Le phénomène Big data n’en finit plus de secouer notre modèle économique. Mot d’ordre de la révolution numérique en cours au sein de nos entreprises, il promet une profonde transformation des secteurs et pose la question de l’impact de telles avancées sur les métiers de demain, notamment dans le monde de l’assurance, dont le modèle repose sur l’exploitation de la donnée. Face aux profondes transformations promises par cette technologie, comment imaginer le métier d’assureur de demain ? Quelles problématiques soulève l’extension de telles pratiques ?    

 

Des capacités de connaissance du risque accrues

Les capacités offertes par le Big data pourraient remettre en question l’ensemble du business model propre à l’assurance. Alimentés par la connaissance de l’assuré et de ses risques, les modèles de calculs du risque, au cœur de l’activité des assureurs, ont vocation à être totalement refondus. En effet, le volume de données numériques récoltées via une diversité toujours plus grande de canaux a explosé ces dernières années : une aubaine pour les assureurs qui voient dans ce foisonnement d’informations la possibilité de connaître de manière très fine chaque assuré et le risque qu’il porte.
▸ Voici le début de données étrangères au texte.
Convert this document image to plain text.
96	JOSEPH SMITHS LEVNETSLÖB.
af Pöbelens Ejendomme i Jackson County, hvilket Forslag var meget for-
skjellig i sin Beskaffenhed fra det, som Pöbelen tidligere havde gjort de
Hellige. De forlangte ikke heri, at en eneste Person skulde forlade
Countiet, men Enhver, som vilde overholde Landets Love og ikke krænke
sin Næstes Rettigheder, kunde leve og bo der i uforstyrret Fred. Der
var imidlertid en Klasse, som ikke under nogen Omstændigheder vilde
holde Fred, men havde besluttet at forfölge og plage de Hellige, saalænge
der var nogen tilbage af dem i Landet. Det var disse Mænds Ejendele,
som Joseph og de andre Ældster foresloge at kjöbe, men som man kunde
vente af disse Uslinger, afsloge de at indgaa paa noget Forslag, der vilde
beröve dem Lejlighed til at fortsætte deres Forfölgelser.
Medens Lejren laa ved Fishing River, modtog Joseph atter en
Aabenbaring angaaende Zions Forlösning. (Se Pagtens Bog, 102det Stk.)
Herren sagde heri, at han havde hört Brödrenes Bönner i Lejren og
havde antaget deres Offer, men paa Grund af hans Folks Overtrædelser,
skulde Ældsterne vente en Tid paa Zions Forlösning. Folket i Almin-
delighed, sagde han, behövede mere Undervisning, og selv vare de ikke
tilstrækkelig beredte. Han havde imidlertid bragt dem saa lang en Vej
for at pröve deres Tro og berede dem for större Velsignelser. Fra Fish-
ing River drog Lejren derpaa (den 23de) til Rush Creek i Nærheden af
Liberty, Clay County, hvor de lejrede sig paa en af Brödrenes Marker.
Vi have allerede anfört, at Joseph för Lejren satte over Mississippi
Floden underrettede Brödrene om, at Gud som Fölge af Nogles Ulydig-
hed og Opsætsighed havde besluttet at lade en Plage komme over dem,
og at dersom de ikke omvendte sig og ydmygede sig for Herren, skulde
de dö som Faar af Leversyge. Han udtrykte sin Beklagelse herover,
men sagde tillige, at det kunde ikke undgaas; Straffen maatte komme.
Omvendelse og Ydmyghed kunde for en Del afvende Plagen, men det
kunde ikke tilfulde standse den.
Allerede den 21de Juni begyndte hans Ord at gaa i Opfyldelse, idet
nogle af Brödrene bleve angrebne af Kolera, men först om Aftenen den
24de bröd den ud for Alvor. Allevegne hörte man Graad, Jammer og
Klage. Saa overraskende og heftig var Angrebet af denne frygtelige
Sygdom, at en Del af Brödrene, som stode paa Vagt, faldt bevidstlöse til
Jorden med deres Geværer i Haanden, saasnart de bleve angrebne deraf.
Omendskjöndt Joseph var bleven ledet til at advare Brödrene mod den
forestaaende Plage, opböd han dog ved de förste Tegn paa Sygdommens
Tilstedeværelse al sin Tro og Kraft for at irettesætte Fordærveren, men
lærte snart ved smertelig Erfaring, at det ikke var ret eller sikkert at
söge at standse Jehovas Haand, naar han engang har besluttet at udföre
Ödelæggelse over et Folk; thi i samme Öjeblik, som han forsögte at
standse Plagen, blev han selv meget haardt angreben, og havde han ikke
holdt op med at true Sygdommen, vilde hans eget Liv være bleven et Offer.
C’est notamment l’accès à des données contextuelles qui change la donne, dans la mesure où elles offrent une information diversifiée et en temps réel. Issues de nouveaux canaux comme les réseaux sociaux, l’accès à cette masse de données devrait permettre aux assureurs, grâce à des technologies comme le data mining ou l’analyse prédictive, de construire des offres hyper-personnalisées, collant de près à la probabilité de survenance des risques des souscripteurs analysés.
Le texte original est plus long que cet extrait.